Along similar lines, Doran emphasizes that Congress’s ineffective executive compensation limitations often function as simple penalties, rather than as Pigouvian price instruments. The targeted behavior—large payouts to executives—remains constant, while the penalty falls on parties other than the directors and executives most connected to compensation decisions. As a result, these provisions decouple tax liabilities from any reasonable measure of net economic income. To the extent that executive compensation is truly excessive, however, the cost of that compensation presumably does not relate to the production of income—and perhaps should not be deductible as an initial matter under an ideal income tax. Consider seven-figure salaries paid by family businesses to ne’er-do-well progeny, which may be characterized as nondeductible distributions of earnings and profits. Through this lens, numeric constraints on deductible compensation may represent an administrative compromise in the calculation of the real costs of running a business. Furthermore, this issue implicates some of the empirical uncertainties that Doran cabins early on in his article: does the “managerial-power” theory or “optimal-contracting” theory of executive compensation better explain observed compensation structures? Although observers should feel dissatisfaction and disappointment in Congress’s efforts to address executive compensation through the tax system, reform seems to require more than simply excising these efforts from the Code.

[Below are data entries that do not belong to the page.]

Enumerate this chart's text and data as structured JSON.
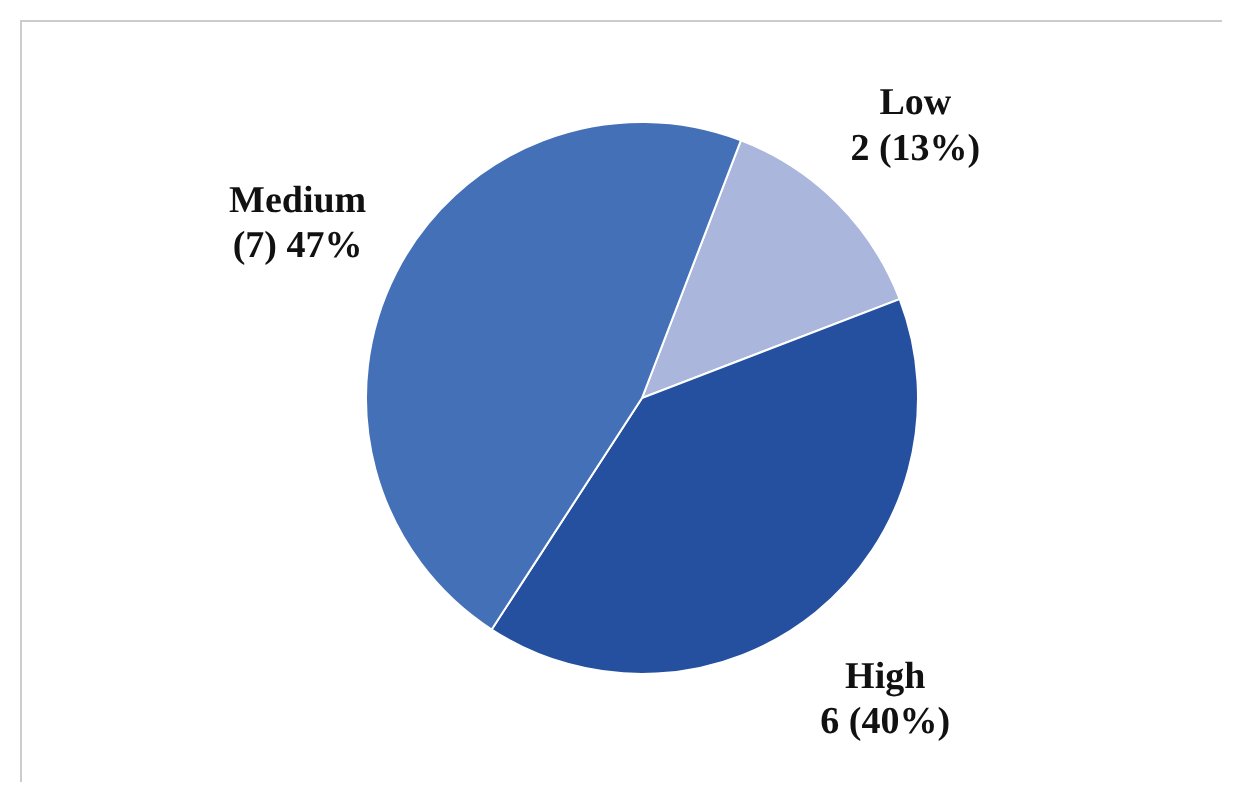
{
  "chart_data": {
    "type": "pie",
    "categories": [
      "Low",
      "High",
      "Medium"
    ],
    "values": [
      2,
      6,
      7
    ],
    "value_labels": [
      "2 (13%)",
      "6 (40%)",
      "(7) 47%"
    ],
    "colors": [
      "#aab6dc",
      "#2550a0",
      "#4470b8"
    ],
    "legend": false
  }
}
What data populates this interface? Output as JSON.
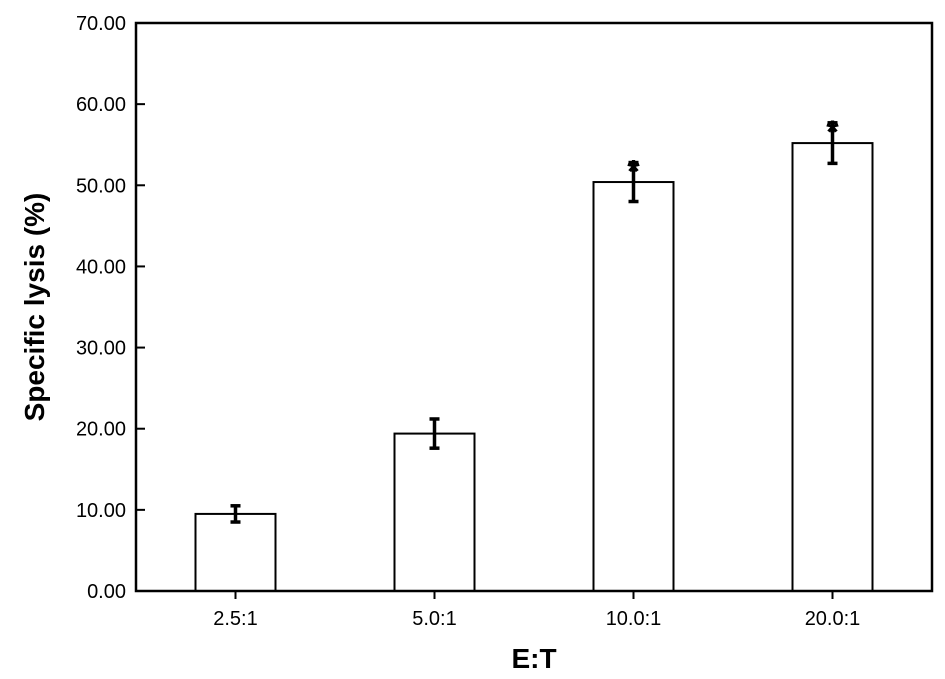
{
  "chart_data": {
    "type": "bar",
    "title": "",
    "xlabel": "E:T",
    "ylabel": "Specific lysis (%)",
    "ylim": [
      0,
      70
    ],
    "yticks": [
      "0.00",
      "10.00",
      "20.00",
      "30.00",
      "40.00",
      "50.00",
      "60.00",
      "70.00"
    ],
    "ytick_values": [
      0,
      10,
      20,
      30,
      40,
      50,
      60,
      70
    ],
    "categories": [
      "2.5:1",
      "5.0:1",
      "10.0:1",
      "20.0:1"
    ],
    "values": [
      9.5,
      19.4,
      50.4,
      55.2
    ],
    "error": [
      1.0,
      1.8,
      2.4,
      2.5
    ],
    "annotations": [
      "",
      "",
      "*",
      "*"
    ],
    "grid": false,
    "legend": "none",
    "bar_fill": "#ffffff",
    "bar_stroke": "#000000"
  }
}
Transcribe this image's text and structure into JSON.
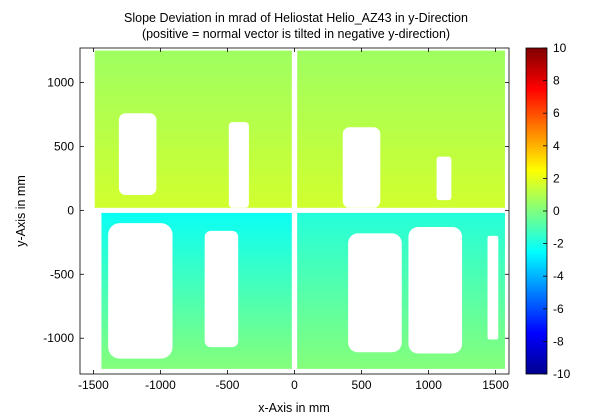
{
  "chart_data": {
    "type": "heatmap",
    "title": "Slope Deviation in mrad of Heliostat Helio_AZ43 in y-Direction",
    "subtitle": "(positive = normal vector is tilted in negative y-direction)",
    "xlabel": "x-Axis in mm",
    "ylabel": "y-Axis in mm",
    "xlim": [
      -1600,
      1600
    ],
    "ylim": [
      -1280,
      1270
    ],
    "xticks": [
      -1500,
      -1000,
      -500,
      0,
      500,
      1000,
      1500
    ],
    "xtick_labels": [
      "-1500",
      "-1000",
      "-500",
      "0",
      "500",
      "1000",
      "1500"
    ],
    "yticks": [
      1000,
      500,
      0,
      -500,
      -1000
    ],
    "ytick_labels": [
      "1000",
      "500",
      "0",
      "-500",
      "-1000"
    ],
    "colorbar": {
      "range": [
        -10,
        10
      ],
      "ticks": [
        10,
        8,
        6,
        4,
        2,
        0,
        -2,
        -4,
        -6,
        -8,
        -10
      ],
      "tick_labels": [
        "10",
        "8",
        "6",
        "4",
        "2",
        "0",
        "-2",
        "-4",
        "-6",
        "-8",
        "-10"
      ],
      "colormap": "jet"
    },
    "facets": [
      {
        "name": "upper-left",
        "x": [
          -1490,
          -20
        ],
        "y": [
          20,
          1250
        ],
        "value_top": 0.6,
        "value_bottom": 1.6
      },
      {
        "name": "upper-right",
        "x": [
          20,
          1570
        ],
        "y": [
          20,
          1250
        ],
        "value_top": 0.6,
        "value_bottom": 1.6
      },
      {
        "name": "lower-left",
        "x": [
          -1440,
          -20
        ],
        "y": [
          -1240,
          -20
        ],
        "value_top": -2.3,
        "value_bottom": 0.1
      },
      {
        "name": "lower-right",
        "x": [
          20,
          1570
        ],
        "y": [
          -1240,
          -20
        ],
        "value_top": -1.8,
        "value_bottom": 0.1
      }
    ],
    "missing_regions": [
      {
        "x": [
          -1310,
          -1030
        ],
        "y": [
          120,
          760
        ]
      },
      {
        "x": [
          -490,
          -340
        ],
        "y": [
          20,
          690
        ]
      },
      {
        "x": [
          360,
          640
        ],
        "y": [
          20,
          650
        ]
      },
      {
        "x": [
          1060,
          1170
        ],
        "y": [
          80,
          420
        ]
      },
      {
        "x": [
          -1390,
          -910
        ],
        "y": [
          -1160,
          -100
        ]
      },
      {
        "x": [
          -670,
          -420
        ],
        "y": [
          -1070,
          -160
        ]
      },
      {
        "x": [
          400,
          800
        ],
        "y": [
          -1110,
          -180
        ]
      },
      {
        "x": [
          850,
          1250
        ],
        "y": [
          -1120,
          -130
        ]
      },
      {
        "x": [
          1440,
          1520
        ],
        "y": [
          -1010,
          -200
        ]
      }
    ]
  }
}
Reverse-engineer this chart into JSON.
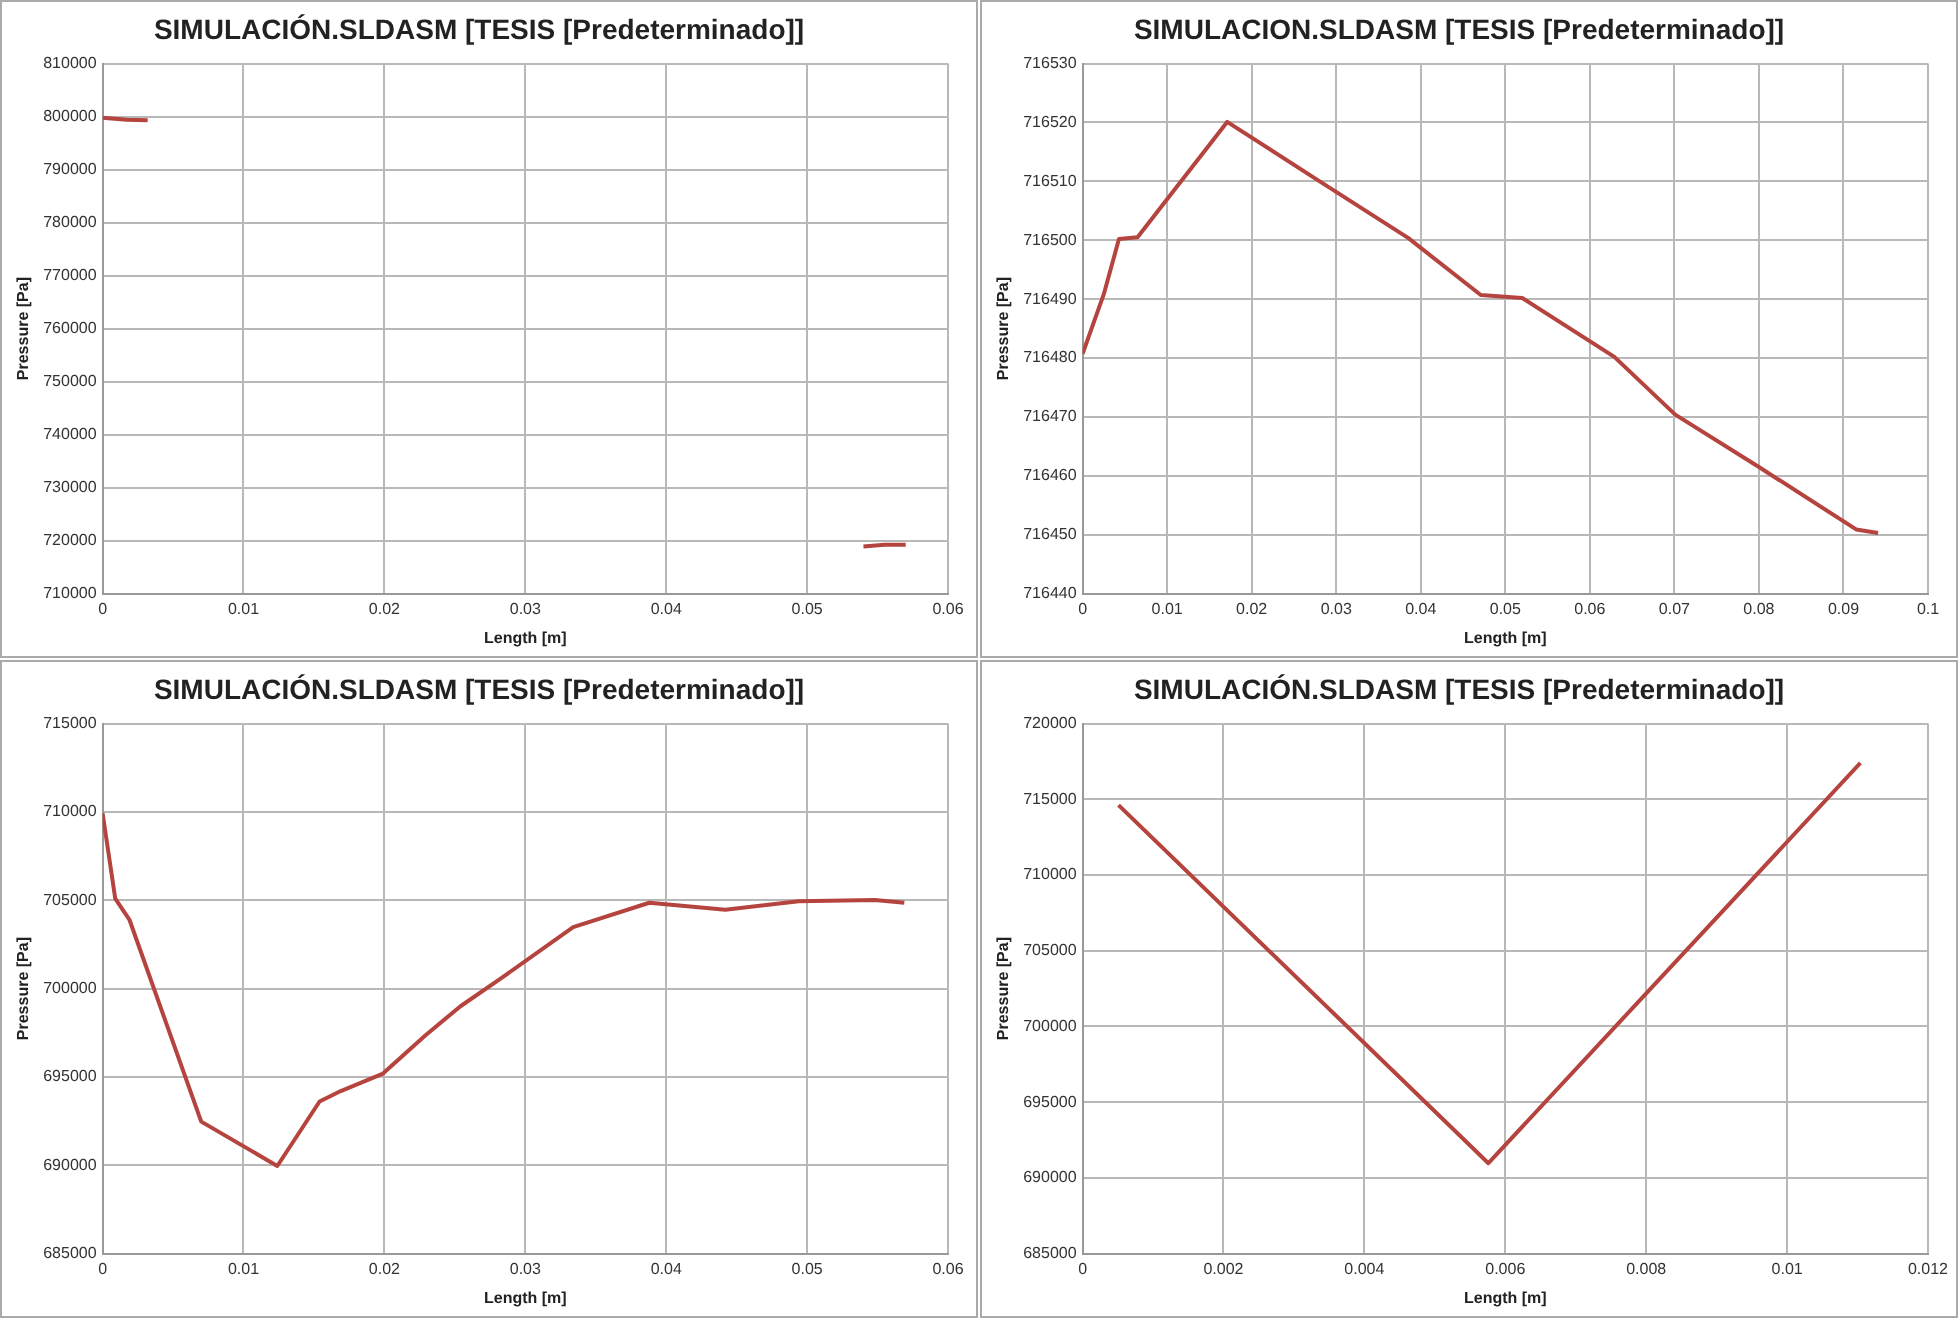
{
  "chart_data": [
    {
      "type": "line",
      "title": "SIMULACIÓN.SLDASM [TESIS [Predeterminado]]",
      "xlabel": "Length [m]",
      "ylabel": "Pressure [Pa]",
      "grid": true,
      "legend": false,
      "marker": "none",
      "xlim": [
        0,
        0.06
      ],
      "xticks": [
        0,
        0.01,
        0.02,
        0.03,
        0.04,
        0.05,
        0.06
      ],
      "ylim": [
        710000,
        810000
      ],
      "yticks": [
        710000,
        720000,
        730000,
        740000,
        750000,
        760000,
        770000,
        780000,
        790000,
        800000,
        810000
      ],
      "series": [
        {
          "color": "#b5443f",
          "x": [
            0,
            0.0017,
            0.0032
          ],
          "values": [
            799800,
            799400,
            799300
          ]
        },
        {
          "color": "#b5443f",
          "x": [
            0.054,
            0.0555,
            0.057
          ],
          "values": [
            718900,
            719200,
            719200
          ]
        }
      ]
    },
    {
      "type": "line",
      "title": "SIMULACION.SLDASM [TESIS [Predeterminado]]",
      "xlabel": "Length [m]",
      "ylabel": "Pressure [Pa]",
      "grid": true,
      "legend": false,
      "marker": "none",
      "xlim": [
        0,
        0.1
      ],
      "xticks": [
        0,
        0.01,
        0.02,
        0.03,
        0.04,
        0.05,
        0.06,
        0.07,
        0.08,
        0.09,
        0.1
      ],
      "ylim": [
        716440,
        716530
      ],
      "yticks": [
        716440,
        716450,
        716460,
        716470,
        716480,
        716490,
        716500,
        716510,
        716520,
        716530
      ],
      "series": [
        {
          "color": "#b5443f",
          "x": [
            0,
            0.0025,
            0.0043,
            0.0065,
            0.0171,
            0.0274,
            0.0385,
            0.0471,
            0.052,
            0.0629,
            0.0701,
            0.08,
            0.0915,
            0.0941
          ],
          "values": [
            716480.7,
            716490.8,
            716500.2,
            716500.5,
            716520.1,
            716510.6,
            716500.4,
            716490.7,
            716490.2,
            716480.2,
            716470.4,
            716461.5,
            716450.9,
            716450.3
          ]
        }
      ]
    },
    {
      "type": "line",
      "title": "SIMULACIÓN.SLDASM [TESIS [Predeterminado]]",
      "xlabel": "Length [m]",
      "ylabel": "Pressure [Pa]",
      "grid": true,
      "legend": false,
      "marker": "none",
      "xlim": [
        0,
        0.06
      ],
      "xticks": [
        0,
        0.01,
        0.02,
        0.03,
        0.04,
        0.05,
        0.06
      ],
      "ylim": [
        685000,
        715000
      ],
      "yticks": [
        685000,
        690000,
        695000,
        700000,
        705000,
        710000,
        715000
      ],
      "series": [
        {
          "color": "#b5443f",
          "x": [
            0,
            0.0009,
            0.0019,
            0.007,
            0.0124,
            0.0154,
            0.0169,
            0.0199,
            0.0229,
            0.0254,
            0.0284,
            0.0334,
            0.0388,
            0.0442,
            0.0494,
            0.0548,
            0.0569
          ],
          "values": [
            709930,
            705090,
            703910,
            692470,
            689960,
            693610,
            694200,
            695190,
            697350,
            699000,
            700650,
            703480,
            704860,
            704460,
            704940,
            705010,
            704860
          ]
        }
      ]
    },
    {
      "type": "line",
      "title": "SIMULACIÓN.SLDASM [TESIS [Predeterminado]]",
      "xlabel": "Length [m]",
      "ylabel": "Pressure [Pa]",
      "grid": true,
      "legend": false,
      "marker": "none",
      "xlim": [
        0,
        0.012
      ],
      "xticks": [
        0,
        0.002,
        0.004,
        0.006,
        0.008,
        0.01,
        0.012
      ],
      "ylim": [
        685000,
        720000
      ],
      "yticks": [
        685000,
        690000,
        695000,
        700000,
        705000,
        710000,
        715000,
        720000
      ],
      "series": [
        {
          "color": "#b5443f",
          "x": [
            0.00051,
            0.00576,
            0.01104
          ],
          "values": [
            714620,
            690970,
            717400
          ]
        }
      ]
    }
  ]
}
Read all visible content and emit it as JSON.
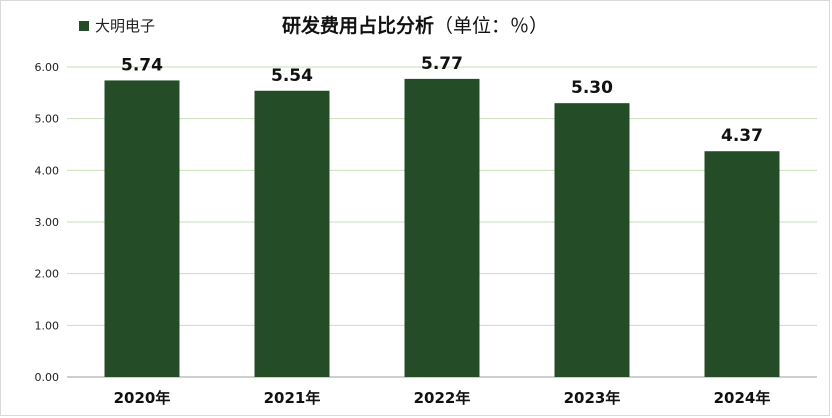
{
  "chart_data": {
    "type": "bar",
    "title": "研发费用占比分析",
    "unit": "（单位：％）",
    "categories": [
      "2020年",
      "2021年",
      "2022年",
      "2023年",
      "2024年"
    ],
    "series": [
      {
        "name": "大明电子",
        "values": [
          5.74,
          5.54,
          5.77,
          5.3,
          4.37
        ]
      }
    ],
    "data_labels": [
      "5.74",
      "5.54",
      "5.77",
      "5.30",
      "4.37"
    ],
    "ylim": [
      0,
      6
    ],
    "yticks": [
      "0.00",
      "1.00",
      "2.00",
      "3.00",
      "4.00",
      "5.00",
      "6.00"
    ],
    "grid": true,
    "legend_position": "top-left",
    "colors": {
      "bar": "#244d27",
      "grid": "#c6dfb9",
      "axis": "#9e9e9e"
    }
  }
}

A final perspective on Congress’s Sisyphean attempts to curtail executive pay might incorporate insights that Doran developed in the context of corporate tax integration. The various interests in setting executive compensation—managers, shareholders, legislators—are heterogenous. Similarly, a variety of instruments could address executive compensation, such as penalty tax rates, disallowed deductions, and timing controls. Each of these instruments may affect different interests differently, creating highly contingent coalitions for any given proposal. From this perspective, it’s kind of remarkable that Congress has taken any action at all, and it’s also unsurprising that no grand theory—no comprehensive legislative program—has emerged with respect to the presumptive problems with executive compensation.
Overall, Doran’s article is a compelling addition to his extensive work on executive compensation in the tax context. Doran ably highlights the problems with a tax-oriented approach to problems of corporate governance, and his work should assist legislators and policymakers, as well as other scholars, in charting a future path for reform in this area.